To add to this,
PCPer have dome some interesting testing, showing the latency impact of inter-CCX vs. inter-core latency within Ryzen (and presumably within Naples, as that also uses the same Infinity Fabric interconnect within the package).
That is AMD's hope. The problem is getting developers on board: it didn't work for Intel with Itanium, and it didn't work for AMD with HSA. On the one hand, splitting a workload into more threads isn't
quite as hard as switching to a new instruction set, or threading to the 'embarrassingly parallel' degree HSA demands; but on the other we've had a decade of quad-core CPUs in general availability and nearly as long with 8-thread capable CPUs (either 8-core or 4-core with SMT), and games have stubbornly remained utilising 2/3 cores for the most part. Some workloads just can't be split effectively. We've also seen in the smartphone industry and accelerated development from single core SoCs, to dual-core and quad-core, to quad-core, to six-core and eight-core, and the 'happy medium' most have settled on once heterogenous cores have been added to the mix is a pair of 'big' cores for high-perfomrance tasks and a pair of smaller cores for background tasks. I believe we may see desktop processors trending this way too: we already have a similar non-silicon implementation in 'turbo boost', with one or two cores clocking higher and the others clocking down, to make use of the available power budget.

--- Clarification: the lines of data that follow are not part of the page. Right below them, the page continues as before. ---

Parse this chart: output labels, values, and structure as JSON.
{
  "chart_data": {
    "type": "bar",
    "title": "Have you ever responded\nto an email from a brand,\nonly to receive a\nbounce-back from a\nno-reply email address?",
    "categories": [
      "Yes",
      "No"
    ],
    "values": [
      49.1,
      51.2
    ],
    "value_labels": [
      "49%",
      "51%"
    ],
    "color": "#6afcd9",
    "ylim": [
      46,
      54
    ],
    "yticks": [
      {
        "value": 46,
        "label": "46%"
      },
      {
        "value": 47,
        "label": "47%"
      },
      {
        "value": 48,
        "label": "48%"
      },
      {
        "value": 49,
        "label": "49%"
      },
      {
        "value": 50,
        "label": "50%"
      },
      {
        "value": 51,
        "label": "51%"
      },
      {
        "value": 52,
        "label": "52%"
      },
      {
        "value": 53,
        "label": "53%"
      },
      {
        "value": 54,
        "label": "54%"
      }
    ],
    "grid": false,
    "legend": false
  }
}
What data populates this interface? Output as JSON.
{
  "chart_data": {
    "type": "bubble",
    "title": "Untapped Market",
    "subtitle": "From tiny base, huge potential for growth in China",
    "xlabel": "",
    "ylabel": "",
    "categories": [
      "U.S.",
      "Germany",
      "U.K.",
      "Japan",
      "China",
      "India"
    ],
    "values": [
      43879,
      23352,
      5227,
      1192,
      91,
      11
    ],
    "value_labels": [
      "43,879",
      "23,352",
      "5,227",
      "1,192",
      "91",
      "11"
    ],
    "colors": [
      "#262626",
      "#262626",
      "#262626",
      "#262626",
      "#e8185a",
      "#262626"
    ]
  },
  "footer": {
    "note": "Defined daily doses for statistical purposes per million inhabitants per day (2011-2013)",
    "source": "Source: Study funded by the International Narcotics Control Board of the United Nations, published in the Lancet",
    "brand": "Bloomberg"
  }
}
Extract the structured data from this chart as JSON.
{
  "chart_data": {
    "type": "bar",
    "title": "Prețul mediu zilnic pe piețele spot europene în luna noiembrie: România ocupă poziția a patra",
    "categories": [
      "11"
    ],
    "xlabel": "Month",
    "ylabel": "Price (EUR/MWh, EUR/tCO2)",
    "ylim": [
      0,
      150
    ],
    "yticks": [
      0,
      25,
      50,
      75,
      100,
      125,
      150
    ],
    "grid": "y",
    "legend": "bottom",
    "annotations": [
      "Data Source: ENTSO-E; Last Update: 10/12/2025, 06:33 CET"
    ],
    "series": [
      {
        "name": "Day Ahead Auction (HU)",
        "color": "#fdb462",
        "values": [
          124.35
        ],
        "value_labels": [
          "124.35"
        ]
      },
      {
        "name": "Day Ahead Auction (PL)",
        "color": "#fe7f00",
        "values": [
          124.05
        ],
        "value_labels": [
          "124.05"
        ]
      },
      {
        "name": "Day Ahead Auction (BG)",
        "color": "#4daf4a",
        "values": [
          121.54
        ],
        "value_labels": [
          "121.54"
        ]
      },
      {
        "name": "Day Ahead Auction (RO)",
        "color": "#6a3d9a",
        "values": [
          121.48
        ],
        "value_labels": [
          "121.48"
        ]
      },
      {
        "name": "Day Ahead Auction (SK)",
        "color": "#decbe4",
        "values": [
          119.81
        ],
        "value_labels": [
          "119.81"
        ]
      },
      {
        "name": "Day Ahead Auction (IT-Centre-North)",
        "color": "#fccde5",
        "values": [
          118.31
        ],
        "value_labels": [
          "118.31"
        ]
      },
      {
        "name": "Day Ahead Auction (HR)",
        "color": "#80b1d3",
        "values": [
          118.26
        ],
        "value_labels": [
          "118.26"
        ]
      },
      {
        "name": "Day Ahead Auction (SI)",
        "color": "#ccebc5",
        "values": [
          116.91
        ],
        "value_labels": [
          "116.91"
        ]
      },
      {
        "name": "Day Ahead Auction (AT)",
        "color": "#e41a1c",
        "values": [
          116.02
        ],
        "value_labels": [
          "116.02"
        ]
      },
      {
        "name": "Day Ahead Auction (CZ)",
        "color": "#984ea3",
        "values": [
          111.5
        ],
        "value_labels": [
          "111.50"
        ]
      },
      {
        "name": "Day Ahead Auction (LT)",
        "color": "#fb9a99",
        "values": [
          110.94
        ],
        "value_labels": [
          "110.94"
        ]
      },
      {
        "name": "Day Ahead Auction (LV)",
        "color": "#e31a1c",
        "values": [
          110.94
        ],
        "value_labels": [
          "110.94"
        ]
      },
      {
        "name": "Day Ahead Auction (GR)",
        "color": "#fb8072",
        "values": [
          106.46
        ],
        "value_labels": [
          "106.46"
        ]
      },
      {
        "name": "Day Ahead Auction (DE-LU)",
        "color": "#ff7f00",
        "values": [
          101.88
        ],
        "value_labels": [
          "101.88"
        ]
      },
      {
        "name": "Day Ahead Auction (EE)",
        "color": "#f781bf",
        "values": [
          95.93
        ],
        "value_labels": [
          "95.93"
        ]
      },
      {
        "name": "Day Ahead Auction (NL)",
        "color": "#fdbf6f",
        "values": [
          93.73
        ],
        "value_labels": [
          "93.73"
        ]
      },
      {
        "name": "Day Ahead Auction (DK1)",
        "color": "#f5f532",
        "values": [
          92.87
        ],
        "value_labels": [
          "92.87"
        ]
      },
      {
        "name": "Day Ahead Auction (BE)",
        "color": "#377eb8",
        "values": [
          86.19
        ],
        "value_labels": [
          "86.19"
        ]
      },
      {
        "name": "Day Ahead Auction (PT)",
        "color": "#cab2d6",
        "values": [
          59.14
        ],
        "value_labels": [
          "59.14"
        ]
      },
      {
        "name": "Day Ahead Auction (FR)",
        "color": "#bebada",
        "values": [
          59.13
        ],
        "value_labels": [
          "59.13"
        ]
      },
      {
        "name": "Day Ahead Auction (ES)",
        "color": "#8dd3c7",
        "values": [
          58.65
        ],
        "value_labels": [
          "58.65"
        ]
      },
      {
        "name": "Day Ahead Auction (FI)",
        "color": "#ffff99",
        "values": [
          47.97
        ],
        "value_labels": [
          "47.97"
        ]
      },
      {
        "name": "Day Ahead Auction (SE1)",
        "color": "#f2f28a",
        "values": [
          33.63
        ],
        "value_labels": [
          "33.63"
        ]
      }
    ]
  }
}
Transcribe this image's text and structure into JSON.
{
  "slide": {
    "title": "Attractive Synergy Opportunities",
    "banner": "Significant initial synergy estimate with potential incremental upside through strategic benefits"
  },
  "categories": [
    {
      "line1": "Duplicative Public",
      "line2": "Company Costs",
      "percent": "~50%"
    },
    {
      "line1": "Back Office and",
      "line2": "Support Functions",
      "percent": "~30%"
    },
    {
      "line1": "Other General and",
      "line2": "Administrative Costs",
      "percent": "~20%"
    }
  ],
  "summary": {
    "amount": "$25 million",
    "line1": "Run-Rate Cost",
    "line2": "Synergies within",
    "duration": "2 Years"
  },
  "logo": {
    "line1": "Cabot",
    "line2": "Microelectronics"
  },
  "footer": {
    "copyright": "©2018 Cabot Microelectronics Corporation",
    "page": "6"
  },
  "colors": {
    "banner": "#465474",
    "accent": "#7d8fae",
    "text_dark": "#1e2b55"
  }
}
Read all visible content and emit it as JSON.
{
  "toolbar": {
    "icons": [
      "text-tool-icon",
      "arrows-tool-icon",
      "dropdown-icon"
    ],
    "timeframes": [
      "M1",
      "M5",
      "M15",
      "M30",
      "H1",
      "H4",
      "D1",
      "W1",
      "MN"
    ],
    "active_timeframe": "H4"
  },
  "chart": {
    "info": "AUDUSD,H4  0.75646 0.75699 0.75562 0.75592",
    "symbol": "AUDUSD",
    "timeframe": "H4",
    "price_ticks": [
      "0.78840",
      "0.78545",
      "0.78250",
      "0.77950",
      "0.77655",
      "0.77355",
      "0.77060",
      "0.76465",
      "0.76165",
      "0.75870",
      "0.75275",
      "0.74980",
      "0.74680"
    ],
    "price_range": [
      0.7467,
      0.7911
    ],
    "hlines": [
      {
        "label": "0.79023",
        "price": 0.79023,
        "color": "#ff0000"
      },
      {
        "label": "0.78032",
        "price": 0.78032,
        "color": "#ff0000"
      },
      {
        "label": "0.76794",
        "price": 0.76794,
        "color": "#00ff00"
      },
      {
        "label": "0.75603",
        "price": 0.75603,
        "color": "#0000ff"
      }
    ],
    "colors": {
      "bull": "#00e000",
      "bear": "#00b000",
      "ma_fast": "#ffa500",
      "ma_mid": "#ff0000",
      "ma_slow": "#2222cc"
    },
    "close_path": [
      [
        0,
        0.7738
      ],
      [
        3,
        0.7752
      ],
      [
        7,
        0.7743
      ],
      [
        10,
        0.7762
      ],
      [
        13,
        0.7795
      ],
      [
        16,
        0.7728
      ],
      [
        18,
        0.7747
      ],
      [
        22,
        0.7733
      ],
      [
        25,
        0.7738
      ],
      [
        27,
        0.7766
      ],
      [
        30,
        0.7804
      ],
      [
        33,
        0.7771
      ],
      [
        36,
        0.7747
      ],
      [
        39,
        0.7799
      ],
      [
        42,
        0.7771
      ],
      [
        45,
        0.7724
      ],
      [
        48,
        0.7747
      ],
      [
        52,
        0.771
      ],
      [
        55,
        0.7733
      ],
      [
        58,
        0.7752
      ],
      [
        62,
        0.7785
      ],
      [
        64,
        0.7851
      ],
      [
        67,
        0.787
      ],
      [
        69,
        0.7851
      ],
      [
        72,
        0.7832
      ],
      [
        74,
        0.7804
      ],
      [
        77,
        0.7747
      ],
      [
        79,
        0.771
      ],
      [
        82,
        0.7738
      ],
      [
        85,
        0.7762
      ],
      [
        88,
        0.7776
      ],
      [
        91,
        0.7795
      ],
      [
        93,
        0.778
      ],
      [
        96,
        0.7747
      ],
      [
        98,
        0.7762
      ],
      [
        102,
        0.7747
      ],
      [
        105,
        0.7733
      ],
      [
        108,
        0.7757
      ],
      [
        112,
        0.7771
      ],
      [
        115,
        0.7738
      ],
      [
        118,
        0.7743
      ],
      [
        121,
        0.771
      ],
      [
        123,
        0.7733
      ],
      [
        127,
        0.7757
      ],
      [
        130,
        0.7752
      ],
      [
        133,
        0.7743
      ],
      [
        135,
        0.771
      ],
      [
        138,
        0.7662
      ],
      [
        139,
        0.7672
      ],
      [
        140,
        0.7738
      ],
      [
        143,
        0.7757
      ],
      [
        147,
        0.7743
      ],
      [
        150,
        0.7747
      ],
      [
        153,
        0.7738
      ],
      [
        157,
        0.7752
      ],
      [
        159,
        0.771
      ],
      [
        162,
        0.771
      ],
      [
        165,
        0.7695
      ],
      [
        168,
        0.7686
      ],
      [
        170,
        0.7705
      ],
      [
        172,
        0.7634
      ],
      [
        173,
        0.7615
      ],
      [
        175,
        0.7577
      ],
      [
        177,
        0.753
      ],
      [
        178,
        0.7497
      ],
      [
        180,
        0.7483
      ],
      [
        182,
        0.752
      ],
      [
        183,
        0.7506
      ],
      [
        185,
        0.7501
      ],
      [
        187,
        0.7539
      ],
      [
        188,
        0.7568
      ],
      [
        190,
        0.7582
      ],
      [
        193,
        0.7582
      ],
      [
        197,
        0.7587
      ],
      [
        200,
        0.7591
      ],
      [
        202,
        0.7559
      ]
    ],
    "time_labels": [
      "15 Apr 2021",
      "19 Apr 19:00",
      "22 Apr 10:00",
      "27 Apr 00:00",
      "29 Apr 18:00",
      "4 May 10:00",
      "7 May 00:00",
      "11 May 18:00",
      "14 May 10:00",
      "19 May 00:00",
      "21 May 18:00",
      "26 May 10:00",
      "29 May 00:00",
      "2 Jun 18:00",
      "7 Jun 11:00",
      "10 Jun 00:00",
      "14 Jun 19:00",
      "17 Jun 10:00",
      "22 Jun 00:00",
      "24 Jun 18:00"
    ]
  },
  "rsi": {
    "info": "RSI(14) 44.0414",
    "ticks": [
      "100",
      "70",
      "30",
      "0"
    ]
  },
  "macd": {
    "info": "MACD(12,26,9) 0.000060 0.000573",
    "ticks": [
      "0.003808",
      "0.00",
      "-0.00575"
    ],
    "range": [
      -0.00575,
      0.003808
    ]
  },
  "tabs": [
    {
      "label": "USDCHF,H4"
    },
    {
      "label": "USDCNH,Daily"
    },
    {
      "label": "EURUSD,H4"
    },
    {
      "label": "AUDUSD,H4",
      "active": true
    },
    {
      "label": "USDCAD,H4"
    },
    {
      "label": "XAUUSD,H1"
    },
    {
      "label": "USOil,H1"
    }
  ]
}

And as process technology continues to shrink, the power budget becomes more and more of the physical limit on performance (i.e. you can only shove so many electrons through a given die before Bad Things occur at the atomic level).
If I were to bet on it, I'd bet on in a few generations time (maybe after Ice Lake, or maybe with one more iteration on the Core microarchitecture to wring out the last bit of value) we'll see a CPU with a mix of two-four 'big' cores, and the GPU removed and replaced with a Xeon PHi-derived cluster of small x86 cores, the ghost of Larrabee walking again.